En somme, Doom: The Dark Ages – Revelations clôture une trilogie brillante dans le genre FPS, avec une maîtrise inouïe du rythme, une violence jubilatoire à l’écran et quelques nouveautés qui empêchent la formule de faire du surplace. id Software sait comment faire honneur à sa saga pionnière, et on espère sincèrement que Microsoft finira par le comprendre.
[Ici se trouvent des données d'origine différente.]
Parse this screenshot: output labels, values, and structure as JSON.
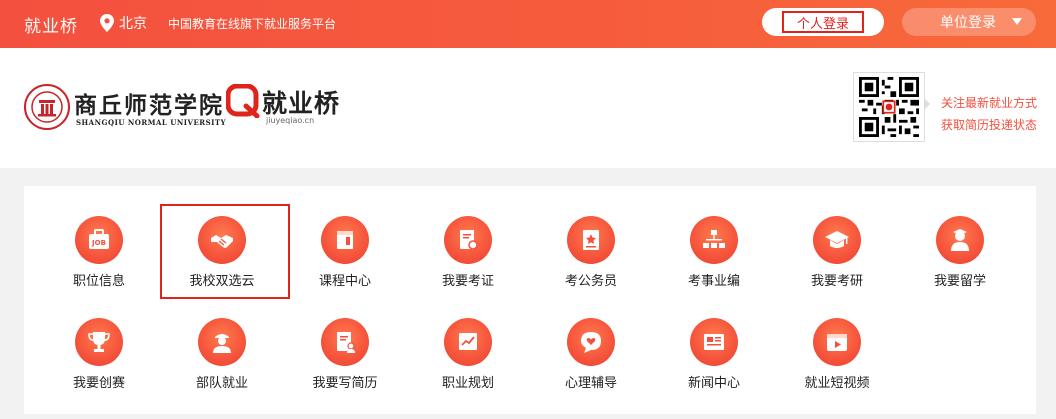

Cofondateur d’id Software, John Carmack s’est lamenté autant qu’il a porté un constat lucide sur son compte X, dans un message publié le 9 juillet 2026 : « Ma déclaration ‘Microsoft sera probablement un bon gardien de la marque’ ne vieillit pas bien (…). Je suis attristé, mais je ne parviens pas à ressentir de la colère ou de l’indignation à ce sujet. Je n’ai pas accès aux comptes, mais je soupçonne qu’id Software était une activité marginale du point de vue de Microsoft. »
Les chiffres lui donnent raison : sur Steam, le dernier Doom n’a hélas pas rameuté les foules. Il espère en tout cas que « la partie n’est pas terminée ». Doom et id Software ne méritent pas un game over aussi soudain, et Doom: The Dark Ages – Revelations le prouve à chaque démon étrillé.